Deep Recurrent Q-Learning Network for Partially Observable POMDPs

Authors: Noam Siegel and Dolev Orgad

Link to Youtube Explanation: Link

Link to original paper: Link

The paper and our main work

We implemented the paper named above in ~400 lines of python code. We used the TensorFlow.Keras module to build 2 different Neural Networks: DQN - The standard network suggested in the original DQN paper. It’ll be used as our baseline for comparing performance results. DRQN - A variation of the DQN network in which the first fully connected layer is replaced with a recurrent LSTM layer of the same size.

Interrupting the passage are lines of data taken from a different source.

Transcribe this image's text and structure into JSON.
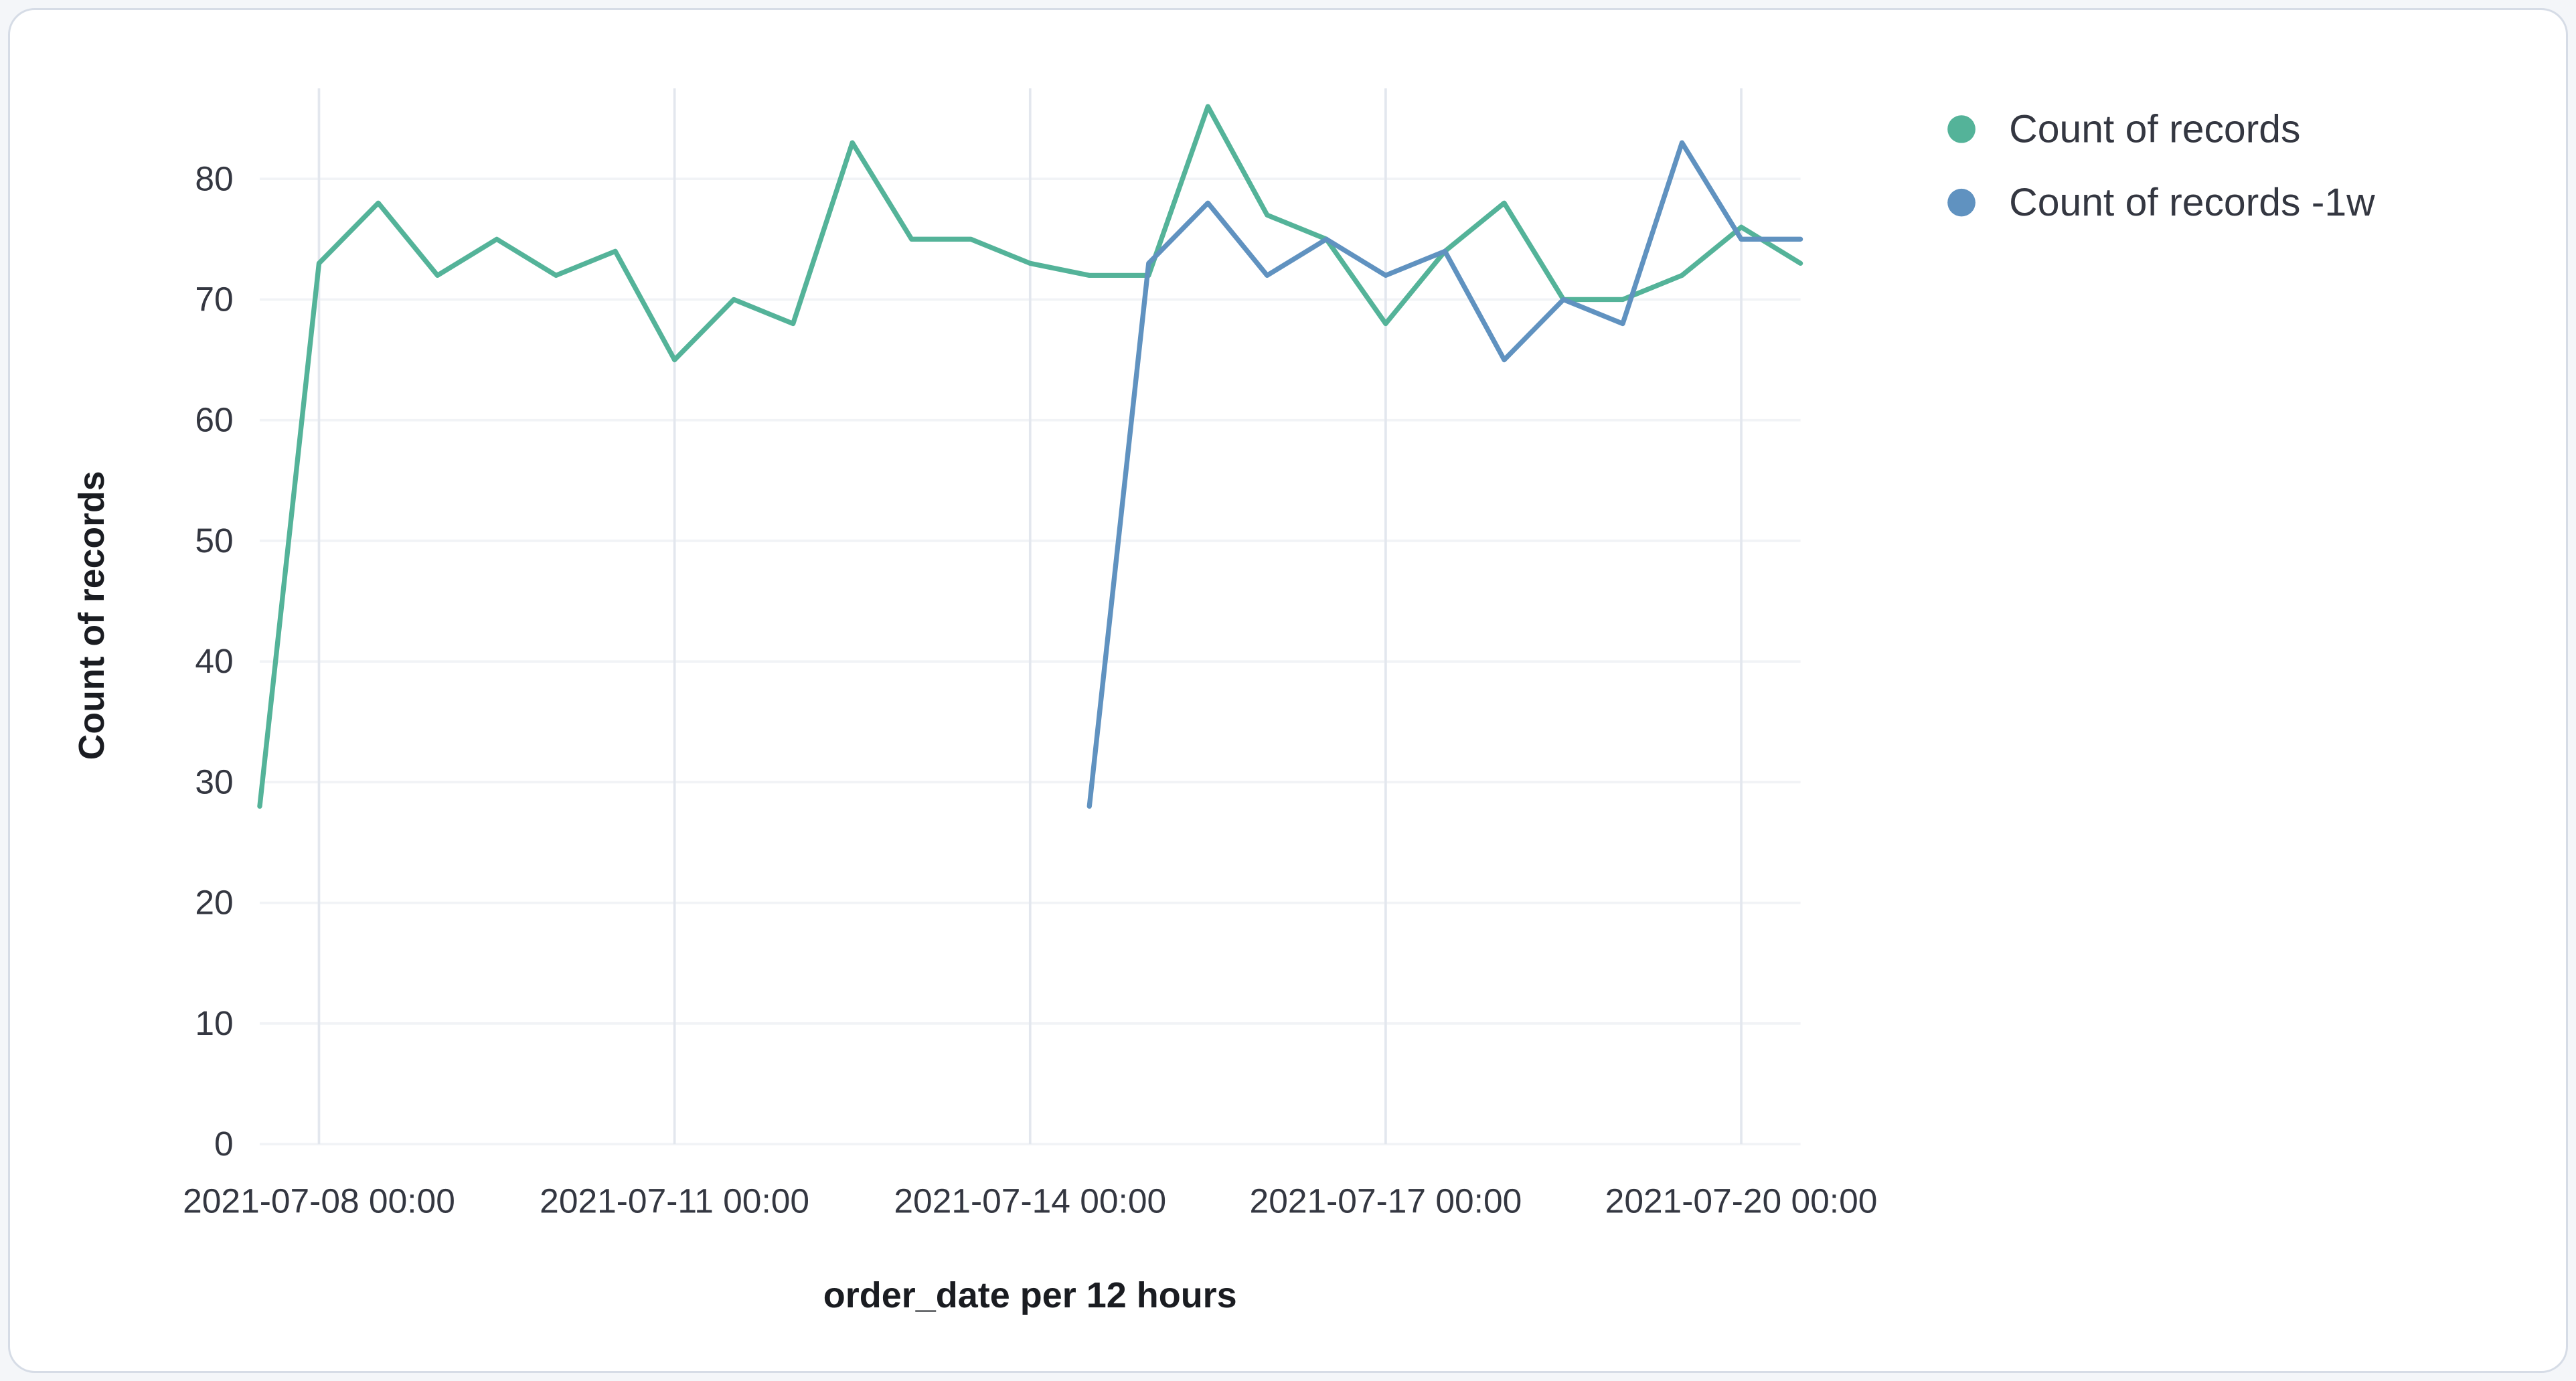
{
  "chart_data": {
    "type": "line",
    "title": "",
    "xlabel": "order_date per 12 hours",
    "ylabel": "Count of records",
    "grid": true,
    "legend_position": "top-right",
    "ylim": [
      0,
      87.5
    ],
    "y_ticks": [
      0,
      10,
      20,
      30,
      40,
      50,
      60,
      70,
      80
    ],
    "x": [
      "2021-07-07 12:00",
      "2021-07-08 00:00",
      "2021-07-08 12:00",
      "2021-07-09 00:00",
      "2021-07-09 12:00",
      "2021-07-10 00:00",
      "2021-07-10 12:00",
      "2021-07-11 00:00",
      "2021-07-11 12:00",
      "2021-07-12 00:00",
      "2021-07-12 12:00",
      "2021-07-13 00:00",
      "2021-07-13 12:00",
      "2021-07-14 00:00",
      "2021-07-14 12:00",
      "2021-07-15 00:00",
      "2021-07-15 12:00",
      "2021-07-16 00:00",
      "2021-07-16 12:00",
      "2021-07-17 00:00",
      "2021-07-17 12:00",
      "2021-07-18 00:00",
      "2021-07-18 12:00",
      "2021-07-19 00:00",
      "2021-07-19 12:00",
      "2021-07-20 00:00",
      "2021-07-20 12:00"
    ],
    "x_tick_indices": [
      1,
      7,
      13,
      19,
      25
    ],
    "x_tick_labels": [
      "2021-07-08 00:00",
      "2021-07-11 00:00",
      "2021-07-14 00:00",
      "2021-07-17 00:00",
      "2021-07-20 00:00"
    ],
    "series": [
      {
        "name": "Count of records",
        "color": "#54b399",
        "values": [
          28,
          73,
          78,
          72,
          75,
          72,
          74,
          65,
          70,
          68,
          83,
          75,
          75,
          73,
          72,
          72,
          86,
          77,
          75,
          68,
          74,
          78,
          70,
          70,
          72,
          76,
          73
        ]
      },
      {
        "name": "Count of records -1w",
        "color": "#6092c0",
        "values": [
          null,
          null,
          null,
          null,
          null,
          null,
          null,
          null,
          null,
          null,
          null,
          null,
          null,
          null,
          28,
          73,
          78,
          72,
          75,
          72,
          74,
          65,
          70,
          68,
          83,
          75,
          75
        ]
      }
    ]
  }
}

In order to reproduce the paper’s results we tested our models on the FrostBite Atari game. At some point, we realized that it’s not feasible to achieve the desired results with our time and compute resources limitations (the authors of the paper ran ~10 million steps of the model on dedicated hardware). Therefore, we changed the game to SlimeVollyGym which is less complex (only 6 output actions instead of 18), which we anticipated to be faster to converge. Eventually it was not the case, 3 million steps were not enough so we concluded that these networks must run on dedicated hardware and for a sufficient amount of time, which is more than we have.

Technical Details:

We used the Open AI Gym environment because it provides access to the ALE (Atari Learning Environments) emulator that can be easily adapted to test reinforcement learning algorithms. We ran the models in the university GPU environment. It is a linux machine with a Slurm workload manager configured to run on many different types of GPUs. We used RMSProp algorithm with minibatches of size 32. The behaviour policy during training was epsilon-greedy with epsilon annealed linearly from 1.0 to 0.1 over some parameter number of steps, and fixed at 0.1 thereafter. We checked two hyper-parameters:

Epsilon step - controls the length of the exploration period of the agent. The values we checked are 9e-7, 1.2e-6, 1.8e-6, 3.6e-6 which correspond to 1m, 750k, 500k, 250k steps until epsilon reaches 0.1.
Buffer length - controls the amount of previously encountered experiences available to the agent. We checked the values 10k, 100k.

How to run the code

python RL211_HW5_V3.py -jid JOBID [-env ENV_NAME] [-network DQN/DRQN] [-maxsteps NUMBER] [-bufflen NUMBER] [-epsilonStep NUMBER]

All arguments except job id will have a default value if not presented in the command. The value of job id can be arbitrary if there is no need to keep track of multiple jobs running simultaneously.